Il y a un an tout pile, en costume bleu marine, devant le jardin de l’Élysée orné de drapeaux étrangers, Emmanuel Macron promettait aux Français une nouvelle année «de régénération et d’espérance», avec notamment les Jeux olympiques, ou encore la réouverture de Notre-Dame de Paris. Ce mardi, c’est avec une vidéo récapitulative de ces événements marquants de 2024 que le président a entamé son discours, faisant le bilan de l’année écoulée avant d’annoncer ses voeux pour 2025.

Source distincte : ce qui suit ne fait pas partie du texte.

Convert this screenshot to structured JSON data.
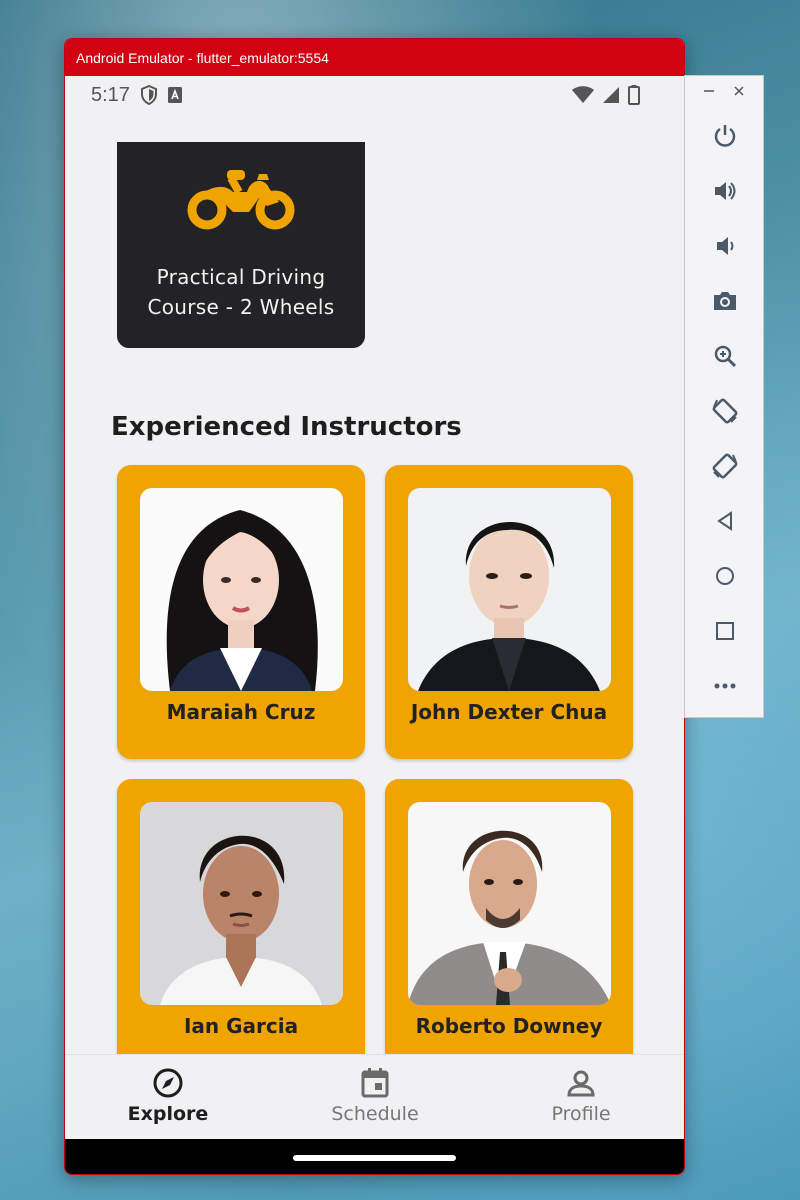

Dans une allocution d’une dizaine de minutes préparée avec soin ces derniers jours, Emmanuel Macron a commencé par dresser le bilan de cette année, abordant d’abord les «réussites» comme «les Jeux olympiques», «la réouverture de la cathédrale Notre-Dame», la «réduction des inégalités femmes-hommes» ou encore la «lutte contre le réchauffement climatique» avec «la réduction des émissions de CO2». Le président a ensuite évoqué les sujets plus sensibles, dont la situation politique du pays, le cyclone à Mayotte, les conflits internationaux et les grandes décisions à venir pour les Français.
Dissolution ratée et budget pour 2025
Le président a commencé par aborder la situation politique du pays en reconnaissant que la dissolution, qu'il avait provoquée après la victoire du RN aux élections européennes, a apporté «pour le moment, davantage de divisions à l’Assemblée que de solutions pour les Français», évoquant une assemblée bloquée, et une instabilité politique dans le pays. Emmanuel Macron a par ailleurs rappelé la nécessité du «ressaisissement collectif» pour permettre «la stabilité» qui s’exprimera notamment grâce à l’adoption d’un budget pour 2025.
Des référendums pour 2025 ?
Emmanuel Macron a ensuite annoncé qu'il demanderait en 2025 aux Français de «trancher» des «sujets déterminants», laissant entrevoir d'éventuels référendums ou conventions citoyennes pour débloquer la situation politique du pays. Le chef de l'Etat a aussi promis de «veiller» à ce que la France «continue d'être attractive», «travaille et innove plus», de créer des emplois et «assure sa croissance en tenant ses finances», dans une forme de mise en garde au gouvernement qui doit présenter une nouvelle mouture du budget pour l'année qui s'ouvre.
Mercosur et réveil européen
«Les Européens doivent en finir avec la naïveté» en matière de commerce ou d'agriculture, a ensuite estimé Emmanuel Macron dans ses voeux aux Français, en appelant à un «réveil» face aux «lois» qui sont «dictées par d'autres». «Dire non aux lois du commerce dictées par d'autres et que nous sommes les seuls à encore respecter. Dire non à tout ce qui nous fait dépendre des autres sans contrepartie et sans préparer notre avenir», a affirmé le président dans son allocution télévisée.
«À l'inverse, il nous faut le réveil européen, un réveil scientifique, intellectuel, technologique, industriel, un réveil agricole, énergétique et écologique», a-t-il ajouté. «Il faut pour cela aller plus vite, prendre nos décisions plus rapidement, plus fortement en Européens, simplifier nos règles» et «investir davantage».
Défis nationaux et internationaux
Emmanuel Macron a ensuite évoqué la situation à Mayotte, en Nouvelle-Calédonie, mais aussi les conflits internationaux en Ukraine ou encore au Proche-Orient, affirmant que la France devait d’une part soutenir ses territoires ultramarins, mais aussi prendre position dans les conflits internationaux tout en continuant le réarmement du pays avec des investissements importants. Le président a également cité les situations politiques de la Moldavie, de la Géorgie, et de la Roumanie, pour mettre en garde face à l'instabilité politique du continent.
Enfin, le président de la République a remercié Michel Barnier pour son travail à Matignon avant de souhaiter bonne chance à François Bayrou pour 2025. «Ensemble, cette année, nous avons prouvé qu'impossible n'était pas français», a dit le chef de l'Etat dans ses traditionnels voeux de la Saint-Sylvestre. «Sachons garder le meilleur de ce que nous avons été», a-t-il plaidé.